What she found was disturbing. The controls lived an average of 60 days. The ones to which she fed rope fragments lived only 45 days. The ones among the control group that had previously eaten plastics lived only 39 days. Similarly, 60% of the eggs carried by the control group lived long enough to hatch into larvae — compared to only 40% for the crabs to which she’d fed rope fragments, and an even smaller percentage of those that had already eaten plastics before she caught them.
And, she notes, microplastics were in the sand of every single beach she sampled across the northern coast of Oregon — an area that, while not truly remote, does not have a large permanent population to pollute it.
In yet another study, Randi Rotjan of Boston University, Boston, Massachusetts, found that polyps of a common Atlantic Ocean coral will not only happily eat plastic microbeads, when given them in the lab, but will preferentially eat them over one their normal foods, the similar-sized eggs of brine shrimp. And while this didn’t kill them — a better outcome than Horn’s sand-crab study — it appeared that once they’d gotten a taste for microbeads, these coral polyps were no longer interested in eating real food, at least in the form of brine shrimp eggs.

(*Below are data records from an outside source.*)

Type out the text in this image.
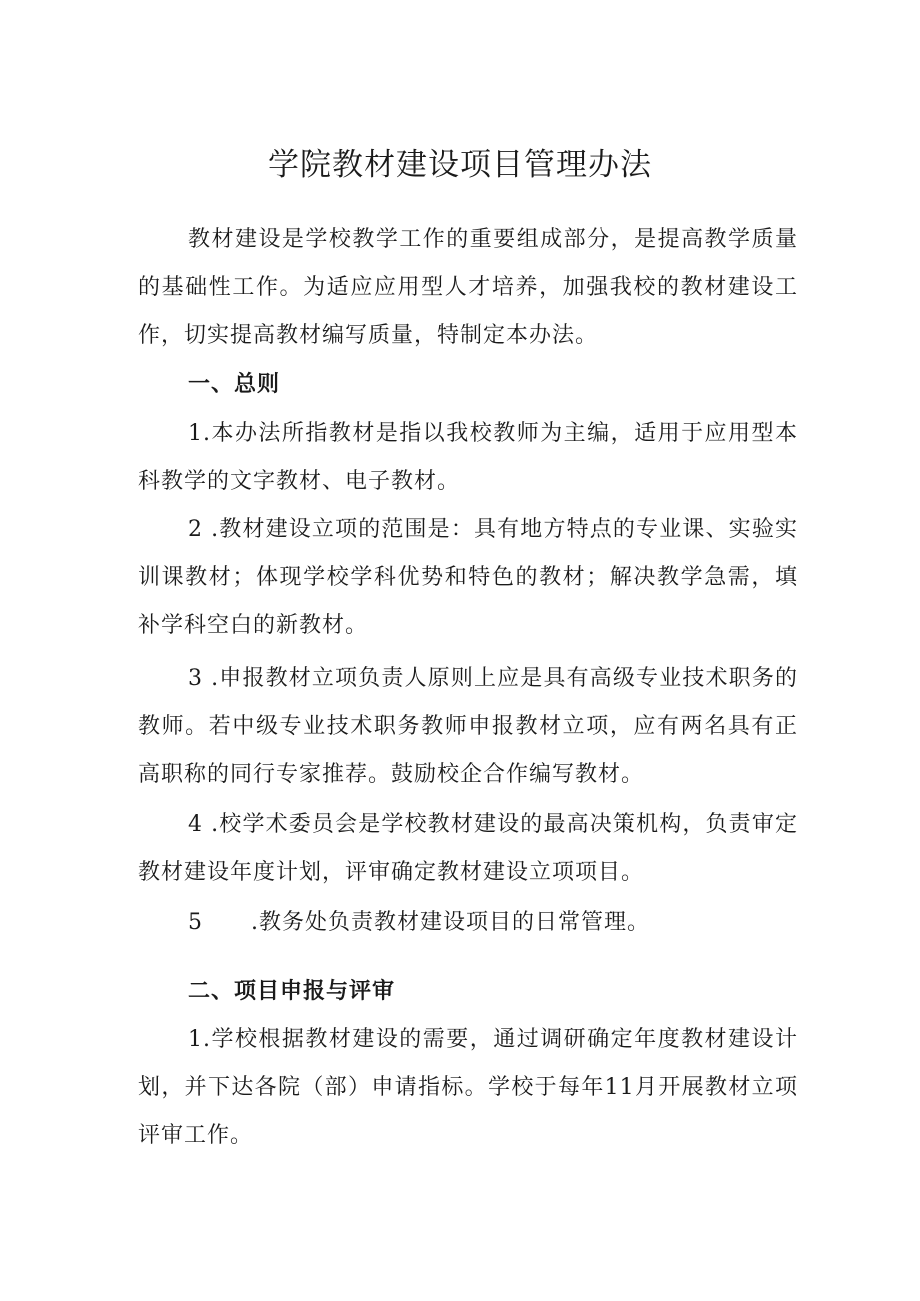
学院教材建设项目管理办法

教材建设是学校教学工作的重要组成部分，是提高教学质量的基础性工作。为适应应用型人才培养，加强我校的教材建设工作，切实提高教材编写质量，特制定本办法。

一、总则

1.本办法所指教材是指以我校教师为主编，适用于应用型本科教学的文字教材、电子教材。

2 .教材建设立项的范围是：具有地方特点的专业课、实验实训课教材；体现学校学科优势和特色的教材；解决教学急需，填补学科空白的新教材。

3 .申报教材立项负责人原则上应是具有高级专业技术职务的教师。若中级专业技术职务教师申报教材立项，应有两名具有正高职称的同行专家推荐。鼓励校企合作编写教材。

4 .校学术委员会是学校教材建设的最高决策机构，负责审定教材建设年度计划，评审确定教材建设立项项目。

5 .教务处负责教材建设项目的日常管理。

二、项目申报与评审

1.学校根据教材建设的需要，通过调研确定年度教材建设计划，并下达各院（部）申请指标。学校于每年11月开展教材立项评审工作。
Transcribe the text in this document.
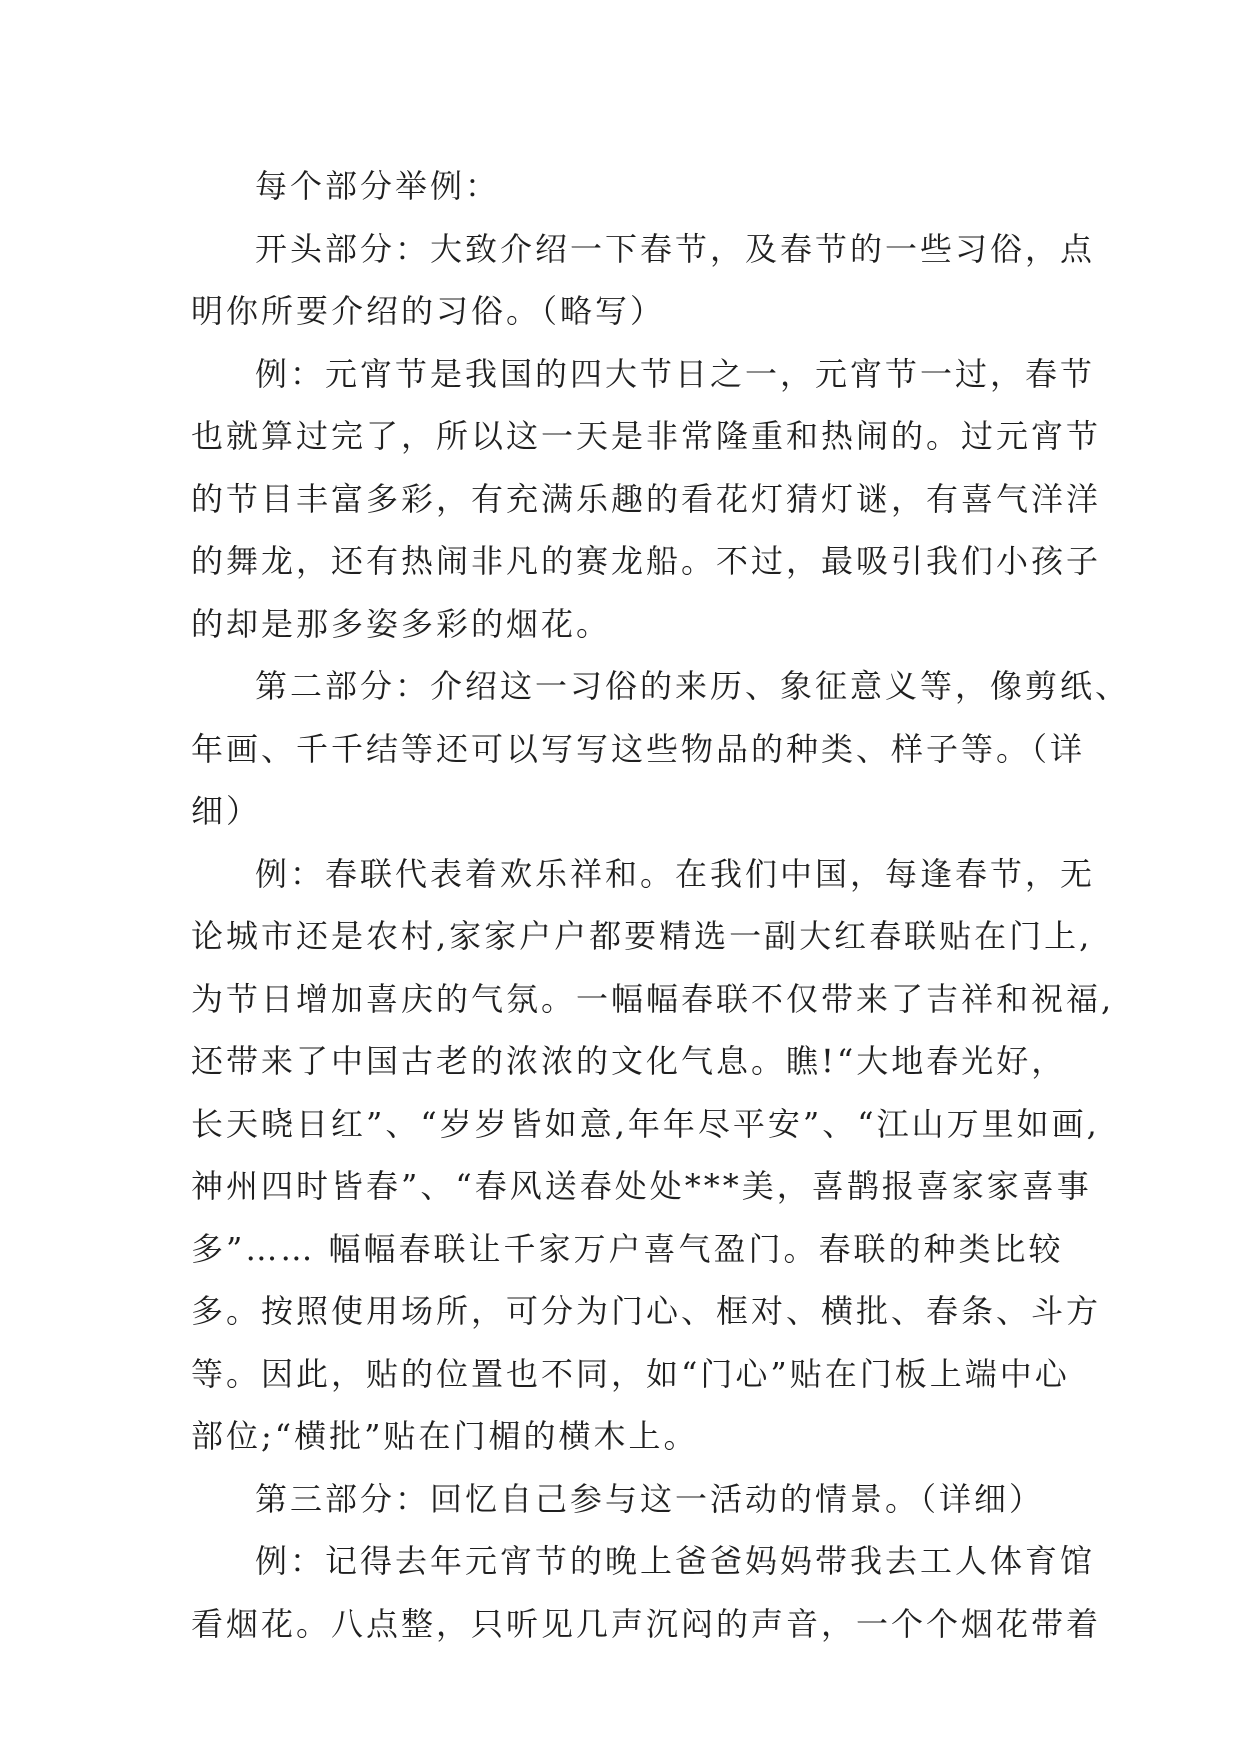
每个部分举例：
开头部分：大致介绍一下春节，及春节的一些习俗，点
明你所要介绍的习俗。（略写）
例：元宵节是我国的四大节日之一，元宵节一过，春节
也就算过完了，所以这一天是非常隆重和热闹的。过元宵节
的节目丰富多彩，有充满乐趣的看花灯猜灯谜，有喜气洋洋
的舞龙，还有热闹非凡的赛龙船。不过，最吸引我们小孩子
的却是那多姿多彩的烟花。
第二部分：介绍这一习俗的来历、象征意义等，像剪纸、
年画、千千结等还可以写写这些物品的种类、样子等。（详
细）
例：春联代表着欢乐祥和。在我们中国，每逢春节，无
论城市还是农村,家家户户都要精选一副大红春联贴在门上,
为节日增加喜庆的气氛。一幅幅春联不仅带来了吉祥和祝福,
还带来了中国古老的浓浓的文化气息。瞧!“大地春光好，
长天晓日红”、“岁岁皆如意,年年尽平安”、“江山万里如画,
神州四时皆春”、“春风送春处处***美，喜鹊报喜家家喜事
多”…… 幅幅春联让千家万户喜气盈门。春联的种类比较
多。按照使用场所，可分为门心、框对、横批、春条、斗方
等。因此，贴的位置也不同，如“门心”贴在门板上端中心
部位;“横批”贴在门楣的横木上。
第三部分：回忆自己参与这一活动的情景。（详细）
例：记得去年元宵节的晚上爸爸妈妈带我去工人体育馆
看烟花。八点整，只听见几声沉闷的声音，一个个烟花带着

Meanwhile, scientists say, there’s a lot of research to be done. Another study, by Katie Gamble of the University of Delaware, found that in the ocean, waves can cause microplastic particles either to be dispersed or concentrated — somewhat akin to what was seen with oil patches after the 2010 Deepwater Horizon oil spill in the Gulf of Mexico.{%recommended 1303%}
These concentrated patches may draw marine organisms, faked out into thinking the plastic microparticles are food — increasing their consumption of it by a factor of between 10 and 100.
“This is something we really need to consider,” Gamble says.
How (or if) all of this might come back to haunt us humans remains a mystery.
“A big data gap is understanding the human health effects,” says Granek.
But there are things ecologically minded people can do. “Sometimes we are told by pharmacists to flush our pharmaceuticals down the drain,” she says. “This is a perfect pathway for them to enter the ocean. Look for alternative solutions, which include drop boxes at pharmacies, and pick-up locations.”
Britta Baechler, another of Granek’s graduate students, applies the same advice to plastics. “Be a conscientious consumer,” she says. “Minimise single-use plastics. Recycle and purchase recycled products and use your voice to influence plastics policies and packaging norms.”